O que muda na prática para o consumidor
Até então, cada unidade consumidora era identificada por um número de instalação iniciado pelo dígito 3, utilizado há décadas em contas de luz, contratos e sistemas internos da Cemig.
A partir de agora, esse código deixa de ser o principal identificador e dá lugar ao novo número da unidade consumidora, formado por 15 dígitos e válido em todo o território nacional.
Esse novo identificador passa a aparecer nas faturas de energia, nos protocolos de atendimento e nos documentos emitidos pela distribuidora.
É com esse número que o cliente deverá informar dados ao entrar em contato com a Cemig para solicitar serviços comerciais, registrar ocorrências ou comunicar interrupções no fornecimento de energia.
Apesar da mudança, a companhia reforça que o processo é apenas administrativo e não interfere no consumo, no valor cobrado ou nas regras tarifárias aplicadas à conta de luz.

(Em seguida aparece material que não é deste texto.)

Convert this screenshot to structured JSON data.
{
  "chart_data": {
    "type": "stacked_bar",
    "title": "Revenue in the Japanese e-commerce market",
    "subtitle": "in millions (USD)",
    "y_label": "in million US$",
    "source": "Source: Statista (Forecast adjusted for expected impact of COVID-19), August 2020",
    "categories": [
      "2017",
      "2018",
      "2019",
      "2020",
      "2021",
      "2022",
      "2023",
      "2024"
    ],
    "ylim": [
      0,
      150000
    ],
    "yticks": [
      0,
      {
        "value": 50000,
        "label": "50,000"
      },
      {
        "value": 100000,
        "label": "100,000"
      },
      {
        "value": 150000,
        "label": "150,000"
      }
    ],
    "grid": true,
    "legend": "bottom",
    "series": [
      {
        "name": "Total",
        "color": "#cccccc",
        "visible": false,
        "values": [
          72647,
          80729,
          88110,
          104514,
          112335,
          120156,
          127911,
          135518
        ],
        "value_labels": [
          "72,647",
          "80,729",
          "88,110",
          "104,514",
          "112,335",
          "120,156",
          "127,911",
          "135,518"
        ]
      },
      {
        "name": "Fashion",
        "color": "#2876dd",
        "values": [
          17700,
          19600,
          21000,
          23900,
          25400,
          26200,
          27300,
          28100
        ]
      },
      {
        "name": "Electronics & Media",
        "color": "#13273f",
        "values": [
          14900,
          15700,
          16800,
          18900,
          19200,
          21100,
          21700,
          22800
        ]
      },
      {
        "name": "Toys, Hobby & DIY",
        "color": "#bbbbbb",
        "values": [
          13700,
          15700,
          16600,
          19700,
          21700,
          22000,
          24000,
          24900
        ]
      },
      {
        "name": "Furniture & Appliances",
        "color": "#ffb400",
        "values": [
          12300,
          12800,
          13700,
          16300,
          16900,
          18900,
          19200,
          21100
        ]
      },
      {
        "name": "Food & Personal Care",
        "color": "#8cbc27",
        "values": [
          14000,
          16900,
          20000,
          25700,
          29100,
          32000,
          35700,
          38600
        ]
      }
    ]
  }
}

Período de transição de até 12 meses
Para evitar dificuldades de adaptação, a Aneel estabeleceu um período de transição de até 12 meses. Durante esse prazo, o número de instalação antigo continuará disponível para consulta e poderá ser usado junto com o novo código nos atendimentos da Cemig.

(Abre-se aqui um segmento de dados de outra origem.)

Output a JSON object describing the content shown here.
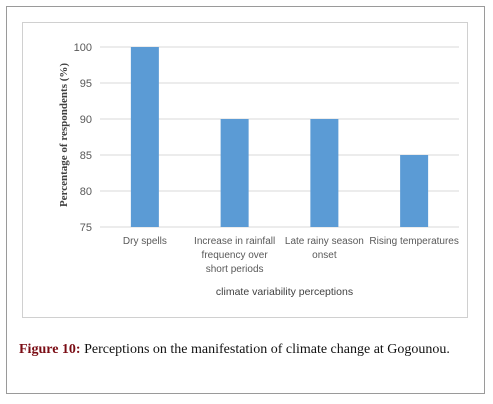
{
  "figure": {
    "caption_label": "Figure 10:",
    "caption_text": " Perceptions on the manifestation of climate change at Gogounou."
  },
  "chart_data": {
    "type": "bar",
    "categories": [
      [
        "Dry spells"
      ],
      [
        "Increase in rainfall",
        "frequency over",
        "short periods"
      ],
      [
        "Late rainy season",
        "onset"
      ],
      [
        "Rising temperatures"
      ]
    ],
    "values": [
      100,
      90,
      90,
      85
    ],
    "title": "",
    "xlabel": "climate variability perceptions",
    "ylabel": "Percentage of respondents  (%)",
    "ylim": [
      75,
      100
    ],
    "yticks": [
      75,
      80,
      85,
      90,
      95,
      100
    ],
    "grid": true,
    "legend": "none",
    "colors": {
      "bar": "#5b9bd5",
      "grid": "#d9d9d9",
      "text": "#595959"
    }
  }
}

Nos primeiros meses, a distribuidora aceitará tanto o número antigo quanto o novo em solicitações de serviços emergenciais ou comerciais, sem prejuízo ao atendimento. A expectativa é que, ao longo desse período, os consumidores se familiarizem com o novo padrão de identificação.

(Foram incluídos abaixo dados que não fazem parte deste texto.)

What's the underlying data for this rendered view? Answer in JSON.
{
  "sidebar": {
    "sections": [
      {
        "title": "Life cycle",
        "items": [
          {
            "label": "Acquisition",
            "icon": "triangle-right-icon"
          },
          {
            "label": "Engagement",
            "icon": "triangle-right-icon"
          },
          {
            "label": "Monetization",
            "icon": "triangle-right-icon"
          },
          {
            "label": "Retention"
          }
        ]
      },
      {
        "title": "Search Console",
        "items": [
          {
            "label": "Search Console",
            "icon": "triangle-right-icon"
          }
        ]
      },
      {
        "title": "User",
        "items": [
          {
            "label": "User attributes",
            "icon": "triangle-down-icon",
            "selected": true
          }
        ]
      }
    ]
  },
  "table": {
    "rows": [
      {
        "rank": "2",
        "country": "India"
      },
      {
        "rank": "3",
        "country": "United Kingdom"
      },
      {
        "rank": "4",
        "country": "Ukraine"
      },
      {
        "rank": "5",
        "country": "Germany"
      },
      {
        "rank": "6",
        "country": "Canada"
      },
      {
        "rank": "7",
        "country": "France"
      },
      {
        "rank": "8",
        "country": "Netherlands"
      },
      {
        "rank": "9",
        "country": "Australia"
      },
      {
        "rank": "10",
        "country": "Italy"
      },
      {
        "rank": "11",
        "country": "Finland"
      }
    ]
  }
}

A Cemig informou que realizou ajustes internos em seus sistemas para garantir uma transição gradual, clara e segura, com o mínimo de impacto para os clientes.
Onde consultar o novo número da unidade consumidora
Além de constar na conta de luz, o novo número da unidade consumidora pode ser consultado pelos clientes na área de atendimento digital da Cemig, disponível no site da empresa, por meio do serviço Cemig Atende. O código aparece próximo aos dados cadastrais do titular da conta.
A orientação é que os consumidores passem a se familiarizar com o novo número, já que ele será o identificador oficial da unidade nos atendimentos futuros, substituindo definitivamente o antigo número de instalação após o fim do período de transição.
Por que a Aneel determinou a mudança
Segundo a Aneel, a adoção de um identificador nacional padronizado faz parte de um esforço para modernizar o setor elétrico brasileiro. A medida busca padronizar a forma como cada imóvel atendido pela rede de energia é identificado, independentemente da distribuidora ou do estado.
Com um código único em nível nacional, o setor ganha mais eficiência na integração de dados, na troca de informações entre empresas e no acompanhamento regulatório.
A padronização também facilita processos operacionais, especialmente em um contexto de digitalização crescente dos serviços públicos.
Para o consumidor, a principal mudança está no número utilizado para atendimento, enquanto a relação com a conta de luz, o consumo e os valores cobrados permanece a mesma.
Impacto no mercado e no setor elétrico
A atualização dos sistemas de identificação ocorre em um momento de transformação do setor elétrico, marcado por avanços tecnológicos, maior digitalização dos serviços e busca por eficiência operacional.
A padronização nacional tende a reduzir custos administrativos no longo prazo e a melhorar a qualidade das informações utilizadas pelas distribuidoras e pelo órgão regulador.
No caso da Cemig, a mudança reforça a adequação da companhia às normas regulatórias e à modernização exigida pelo setor, sem gerar impactos financeiros diretos para os consumidores.